New President of SBC Oklahoma Believes Over-Regulation in Telecom Industry Hinders Economy
Francis-Smith, Janice, THE JOURNAL RECORD
The telecommunications industry has outgrown federal regulations imposed upon it during the last century, says the new president of SBC Oklahoma. Donald Cain took over as president of SBC Oklahoma on Oct. 20. Upon his appointment, Cain said one of his main goals is to provide Oklahomans with the most advanced technology and to help make the state an economic draw for high-tech companies.
A native of the Texas Panhandle city of Pampa, Cain earned a bachelor's degree from McMurry University in Abilene, Texas, in 1976, and taught history and psychology at Pampa High School and the Dallas Academy before joining SBC.
Cain has been with SBC for 24 years, beginning in 1979 in the company's customer-focused network services organization and moving on to several positions dealing with customer service, regulatory and external affairs.

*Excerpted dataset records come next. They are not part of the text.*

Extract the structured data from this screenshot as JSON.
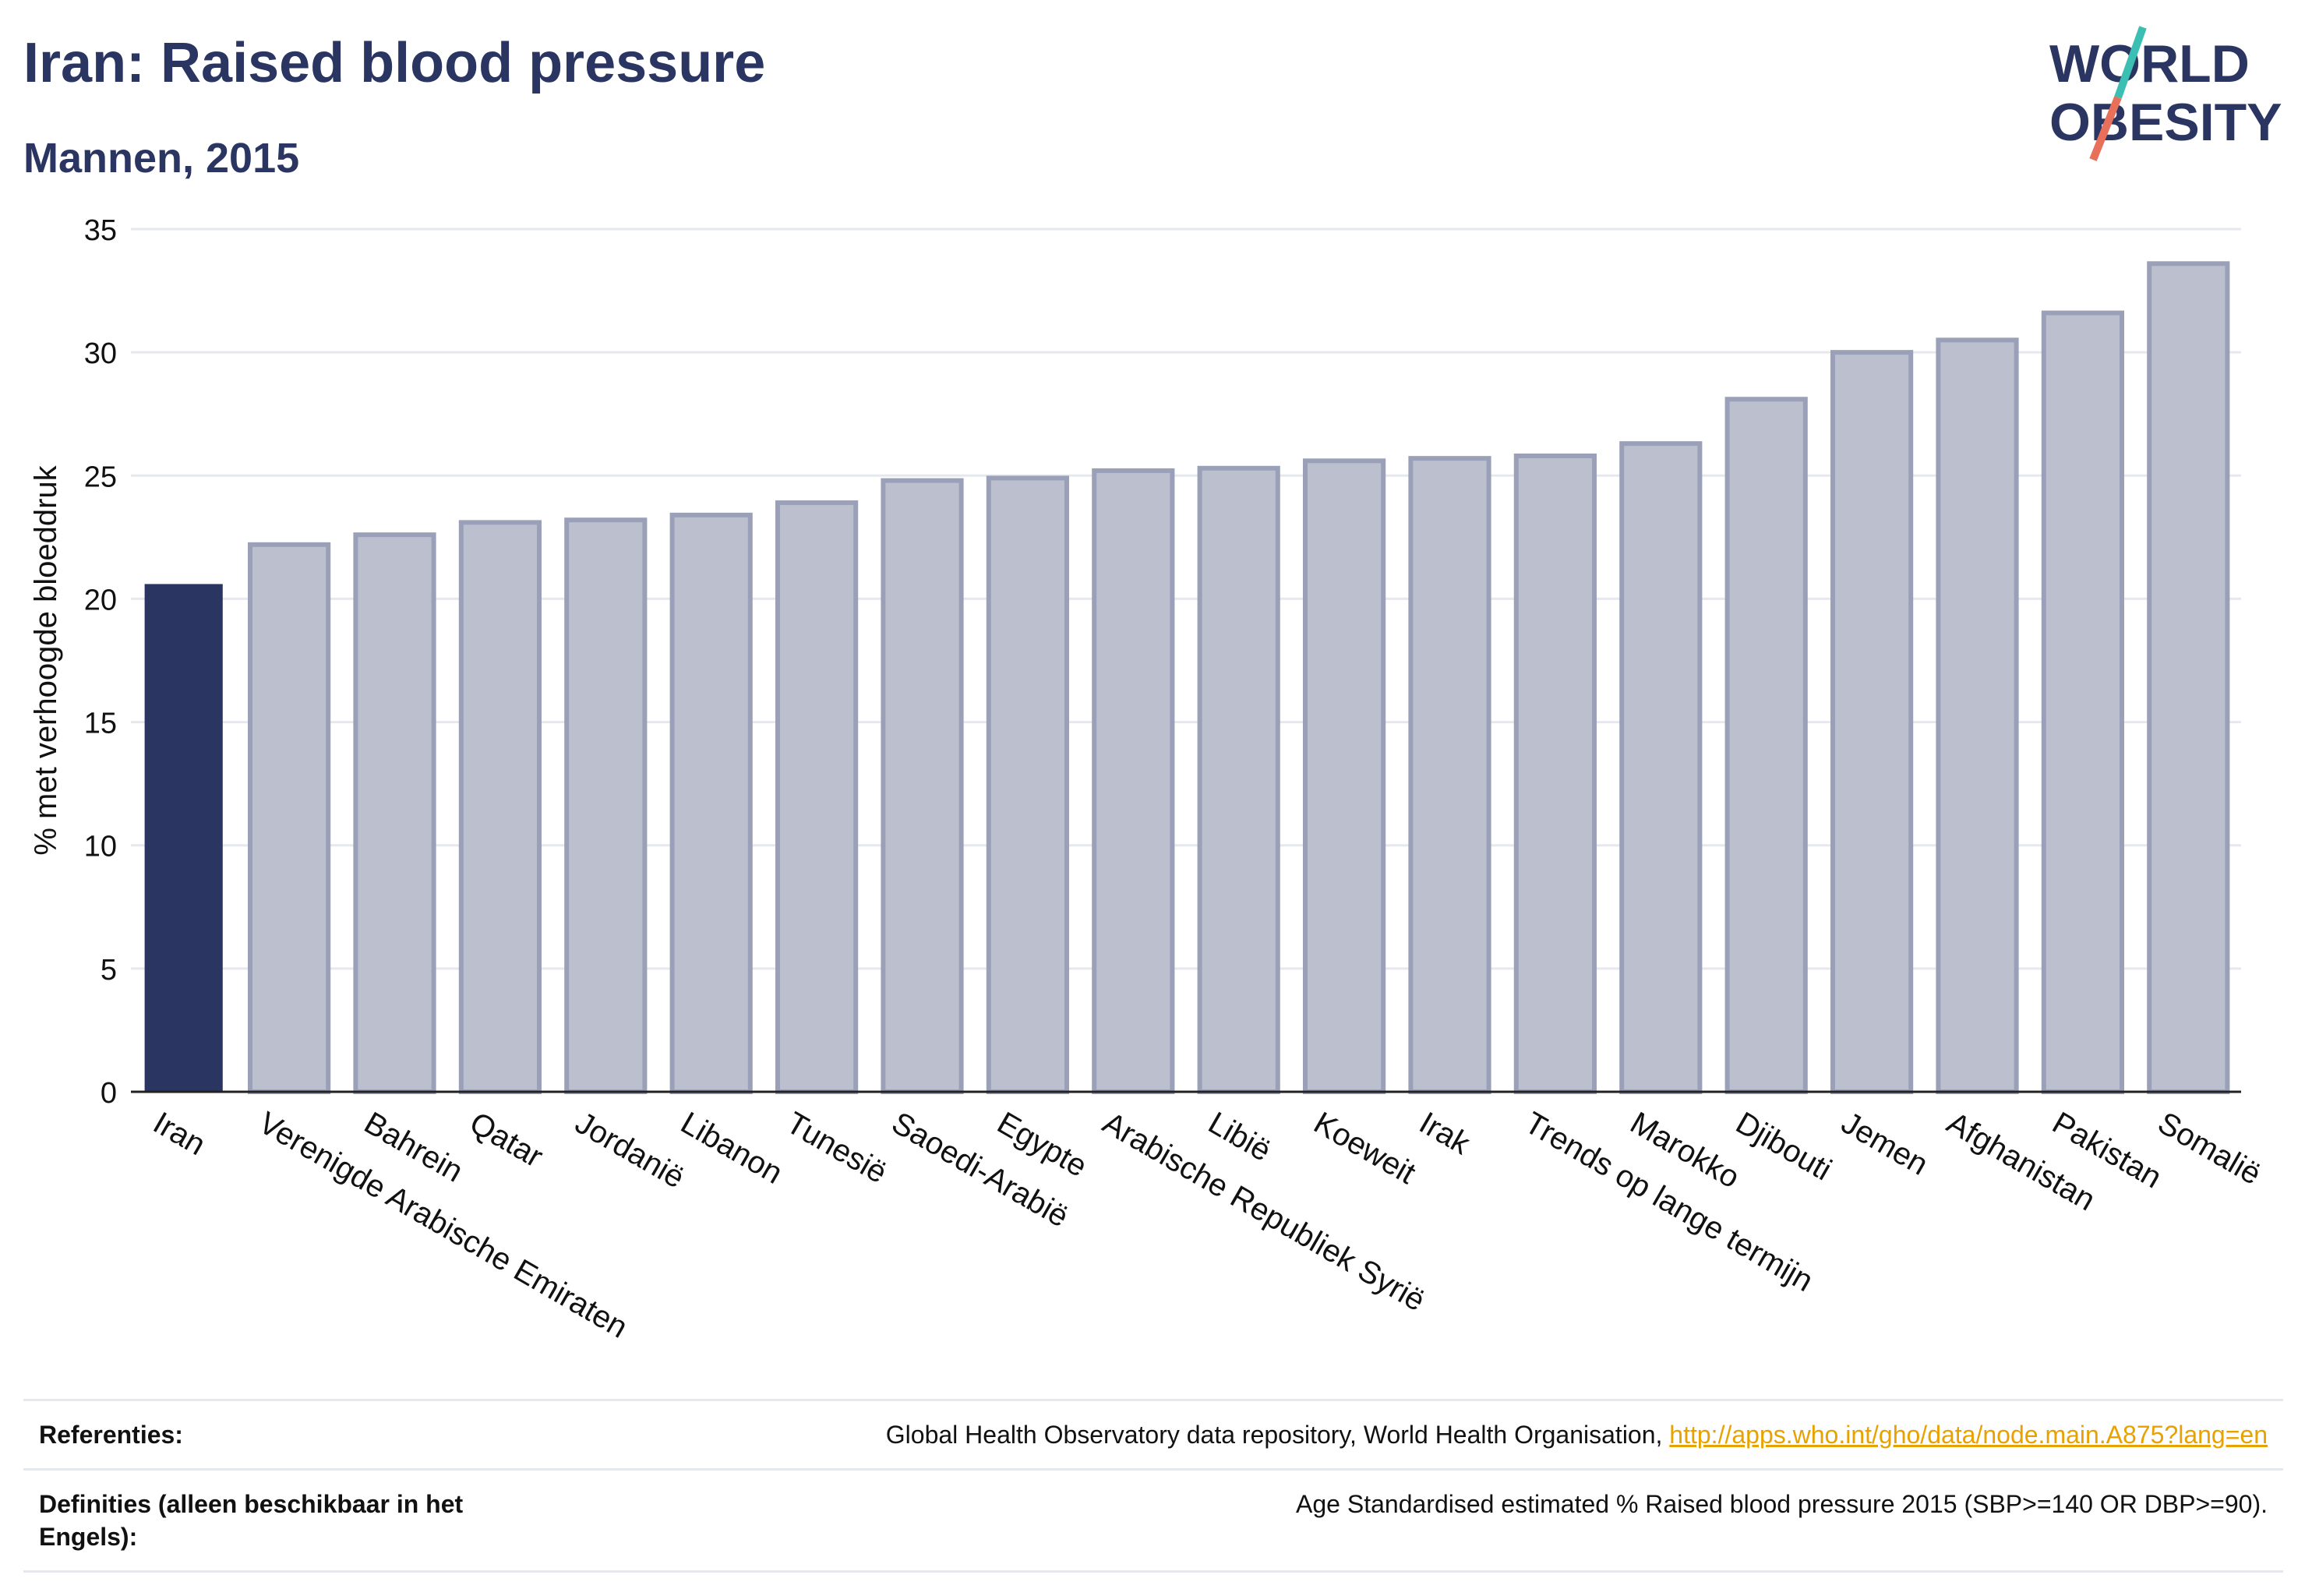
{
  "header": {
    "title": "Iran: Raised blood pressure",
    "subtitle": "Mannen, 2015"
  },
  "logo": {
    "line1": "WORLD",
    "line2": "OBESITY",
    "accent_teal": "#3bbfb3",
    "accent_red": "#e8705a"
  },
  "colors": {
    "highlight": "#2b3561",
    "bar_fill": "#bcc0ce",
    "bar_stroke": "#9aa0b8",
    "grid": "#e6e8f0"
  },
  "chart_data": {
    "type": "bar",
    "ylabel": "% met verhoogde bloeddruk",
    "ylim": [
      0,
      35
    ],
    "yticks": [
      0,
      5,
      10,
      15,
      20,
      25,
      30,
      35
    ],
    "grid": true,
    "highlight_category": "Iran",
    "categories": [
      "Iran",
      "Verenigde Arabische Emiraten",
      "Bahrein",
      "Qatar",
      "Jordanië",
      "Libanon",
      "Tunesië",
      "Saoedi-Arabië",
      "Egypte",
      "Arabische Republiek Syrië",
      "Libië",
      "Koeweit",
      "Irak",
      "Trends op lange termijn",
      "Marokko",
      "Djibouti",
      "Jemen",
      "Afghanistan",
      "Pakistan",
      "Somalië"
    ],
    "values": [
      20.6,
      22.2,
      22.6,
      23.1,
      23.2,
      23.4,
      23.9,
      24.8,
      24.9,
      25.2,
      25.3,
      25.6,
      25.7,
      25.8,
      26.3,
      28.1,
      30.0,
      30.5,
      31.6,
      33.6
    ]
  },
  "footer": {
    "references_label": "Referenties:",
    "references_text": "Global Health Observatory data repository, World Health Organisation, ",
    "references_link": "http://apps.who.int/gho/data/node.main.A875?lang=en",
    "definitions_label": "Definities (alleen beschikbaar in het Engels):",
    "definitions_text": "Age Standardised estimated % Raised blood pressure 2015 (SBP>=140 OR DBP>=90)."
  }
}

Cain headed the legislative and regulatory team in South Africa, representing SBC's interest in Telkom South Africa, from 1997 to 2000.
Prior to his present position as president of SBC Oklahoma, Cain served more than three years as SBC's managing director of federal regulatory policy in Washington, D.C.

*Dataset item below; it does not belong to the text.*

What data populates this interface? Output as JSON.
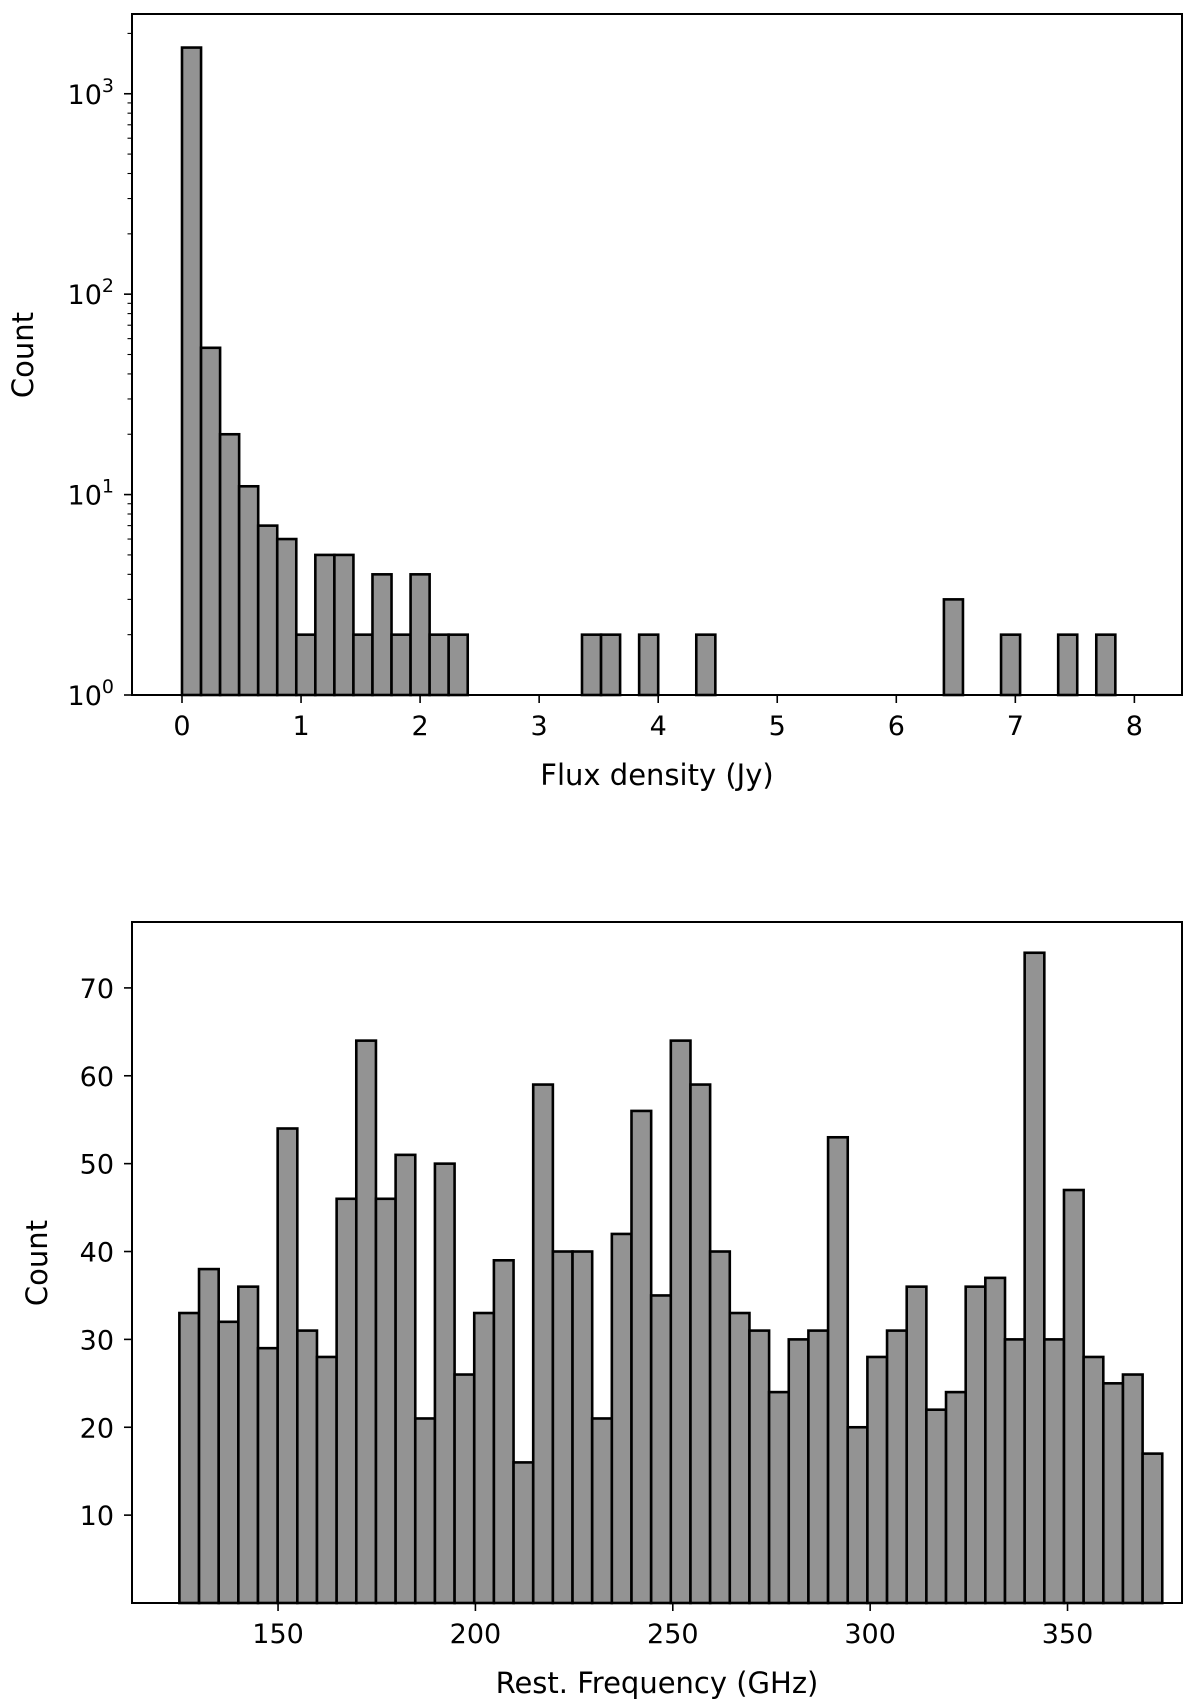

According to Cain, many of the regulations that were originally designed to help the consumer now do the consumer more harm than good. Over-regulation discourages investment in research and development, which in turn cripples the entire economy, he said.
Many of the rules that currently govern the telecommunications industry went into effect in the early 1980s, noted Cain. (SBC controlled) 83 percent of the access lines in the state, he said. Today, with the advent of cellular phones, e-mail and other communications options, SBC possesses less than 40 percent of the market.
Regulation is supposed to substitute for competition in a monopoly market, said Cain. Well, the competition is here. It's time to let the market work.
Fears that deregulation would cause prices to skyrocket have been proved unfounded in the past, noted Cain. For instance, the cost of high-speed DSL Internet access has become less expensive since broadband services have been deregulated.
But SBC is still saddled with a number of outdated regulations, Cain said. As the incumbent carrier, we continue to get regulated as if it's still the 1980s, said Cain. We need the ability to have the same freedom our competitors do.